Finished product: The just-in-time plant produces wall panels and roof trusses to order for large and small clients. Photo: Eamon Gallagher

Size of the total addressable market was not readily available, but the Frame & Truss Manufacturers Association of Australia says there are 287 plants of varying capacity nationally, processing about 2.5-million cubic metres of sawn framing timber annually.

The strategy behind selling frames and trusses – which make up about 15 per cent of the cost of a home – is that it establishes a supplier’s relationship with a builder at the start of construction and makes it easier to sell other products throughout the typical nine-month construction process.

“We want our building customers to turn to us for solutions across the whole of their build, starting with high-quality frame and truss systems that are manufactured safely, efficiently and at value,” Mr McIntosh said.

But the move to a highly automated plant that produces large wooden framing – once made on site by carpenters – also prepares suppliers for what Tim Moore, the managing director of consultancy Industry Edge, said would be a “massive rationalisation” of the home-building sector.

“The largest participants in the market are making the next logical step and it could be that some of their thinking is getting ahead of a global trend toward entire houses being built inside factories,” Mr Moore said.

When running at full strength, the Truganina plant will put 20,000 nails into 1200 lineal metres of wall panels across two shifts a day.
When running at full strength, the Truganina plant will put 20,000 nails into 1200 lineal metres of wall panels across two shifts a day.
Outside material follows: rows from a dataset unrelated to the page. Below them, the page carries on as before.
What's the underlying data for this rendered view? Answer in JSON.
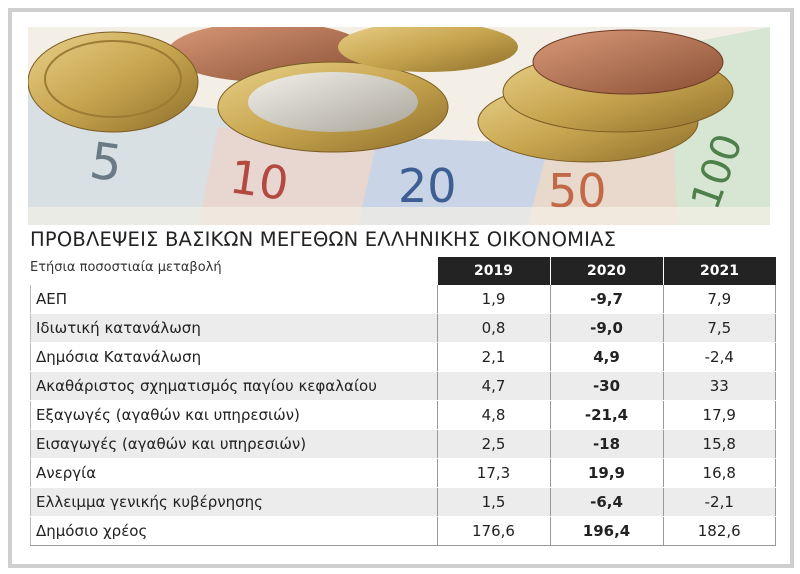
{
  "header": {
    "title": "ΠΡΟΒΛΕΨΕΙΣ ΒΑΣΙΚΩΝ ΜΕΓΕΘΩΝ ΕΛΛΗΝΙΚΗΣ ΟΙΚΟΝΟΜΙΑΣ",
    "subtitle": "Ετήσια ποσοστιαία μεταβολή"
  },
  "table": {
    "columns": [
      "2019",
      "2020",
      "2021"
    ],
    "rows": [
      {
        "label": "ΑΕΠ",
        "values": [
          "1,9",
          "-9,7",
          "7,9"
        ]
      },
      {
        "label": "Ιδιωτική κατανάλωση",
        "values": [
          "0,8",
          "-9,0",
          "7,5"
        ]
      },
      {
        "label": "Δημόσια Κατανάλωση",
        "values": [
          "2,1",
          "4,9",
          "-2,4"
        ]
      },
      {
        "label": "Ακαθάριστος σχηματισμός παγίου κεφαλαίου",
        "values": [
          "4,7",
          "-30",
          "33"
        ]
      },
      {
        "label": "Εξαγωγές (αγαθών και υπηρεσιών)",
        "values": [
          "4,8",
          "-21,4",
          "17,9"
        ]
      },
      {
        "label": "Εισαγωγές (αγαθών και υπηρεσιών)",
        "values": [
          "2,5",
          "-18",
          "15,8"
        ]
      },
      {
        "label": "Ανεργία",
        "values": [
          "17,3",
          "19,9",
          "16,8"
        ]
      },
      {
        "label": "Ελλειμμα γενικής κυβέρνησης",
        "values": [
          "1,5",
          "-6,4",
          "-2,1"
        ]
      },
      {
        "label": "Δημόσιο χρέος",
        "values": [
          "176,6",
          "196,4",
          "182,6"
        ]
      }
    ]
  }
}
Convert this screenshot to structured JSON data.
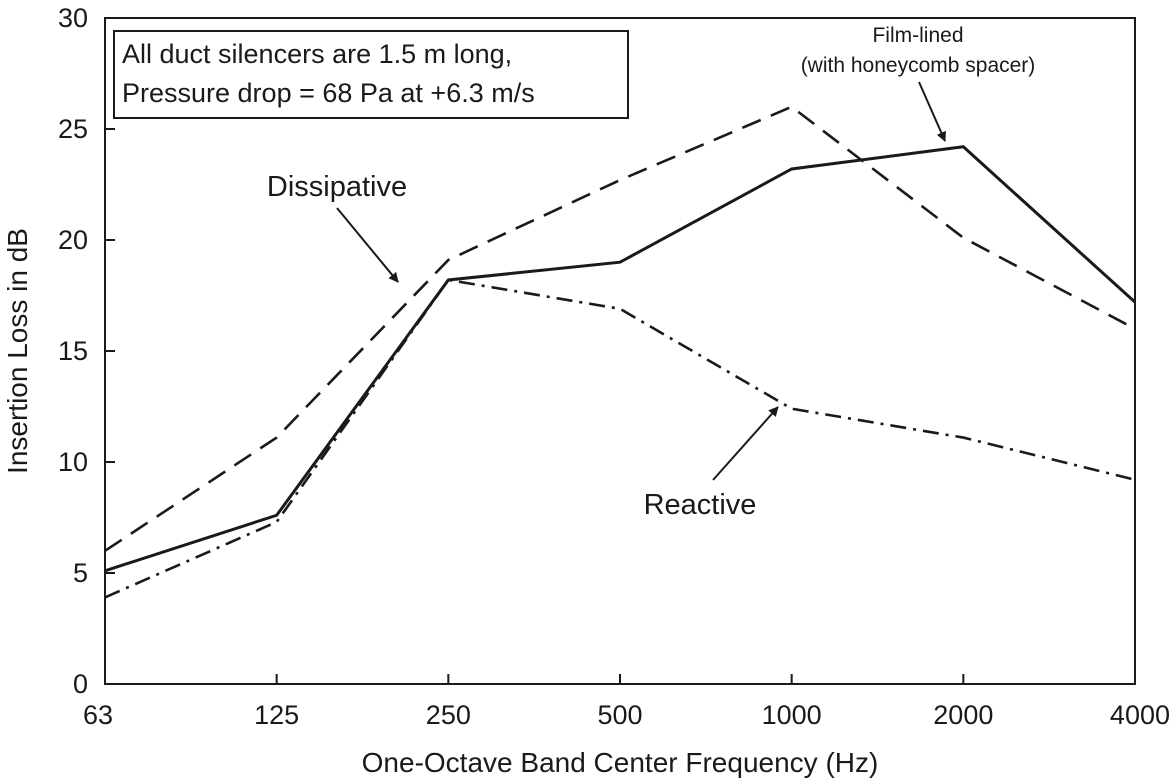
{
  "chart_data": {
    "type": "line",
    "categories": [
      "63",
      "125",
      "250",
      "500",
      "1000",
      "2000",
      "4000"
    ],
    "xlabel": "One-Octave Band Center Frequency (Hz)",
    "ylabel": "Insertion Loss in dB",
    "ylim": [
      0,
      30
    ],
    "yticks": [
      "0",
      "5",
      "10",
      "15",
      "20",
      "25",
      "30"
    ],
    "grid": false,
    "series": [
      {
        "name": "Film-lined",
        "values": [
          5.1,
          7.6,
          18.2,
          19.0,
          23.2,
          24.2,
          17.2
        ],
        "style": "solid",
        "color": "#1a1a1a"
      },
      {
        "name": "Dissipative",
        "values": [
          6.0,
          11.1,
          19.1,
          22.7,
          26.0,
          20.1,
          16.0
        ],
        "style": "dashed",
        "color": "#1a1a1a"
      },
      {
        "name": "Reactive",
        "values": [
          3.9,
          7.3,
          18.2,
          16.9,
          12.4,
          11.1,
          9.2
        ],
        "style": "dashdot",
        "color": "#1a1a1a"
      }
    ],
    "note_lines": [
      "All duct silencers are 1.5 m long,",
      "Pressure drop = 68 Pa at +6.3 m/s"
    ],
    "annotations": {
      "film_lined": [
        "Film-lined",
        "(with honeycomb spacer)"
      ],
      "dissipative": "Dissipative",
      "reactive": "Reactive"
    }
  }
}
Photo: Eamon Gallagher

Last month, Japan’s largest home builder, Daiwa House, which owns Sydney-based Rawson Group, told The Australian Financial Review it saw Australia as “a big target” for growth, and cited its ability to build homes quickly as a competitive advantage.

Daiwa rival Sumitomo Forestry owns home builders Henley Properties, Wisdom Properties and Scott Park Group. Asahi Kasei Homes owns Newcastle-based NXT Building Group and this year acquired Melbourne-based Arden Homes.

Bowens managing director John Bowen said a lack of skilled labour had encouraged the development of prefabricated components, but said the conditions that prompted greater levels of prefab – as in many European countries – did not exist in Australia.

“When you think about next-stage design or pre-clad panels, it’s a very different conversation,” Mr Bowen told the Financial Review.

“We’re playing with that at the moment, trying to find the best mix for what works in Australia. I don’t think what works overseas necessarily is appropriate for the Australian market.”

Mr McIntosh said for the home-building industry to achieve the federal government’s target of 1.2 million new homes over a five-year period, efficiency was key.

“The winners of the industry, whether it’s builders or suppliers – such as us – to the industry will be the ones that run at the most efficient levels, the ones that concentrate on working out that it’s not just about price, but it’s not just about anything. You’ve got to get all elements right.”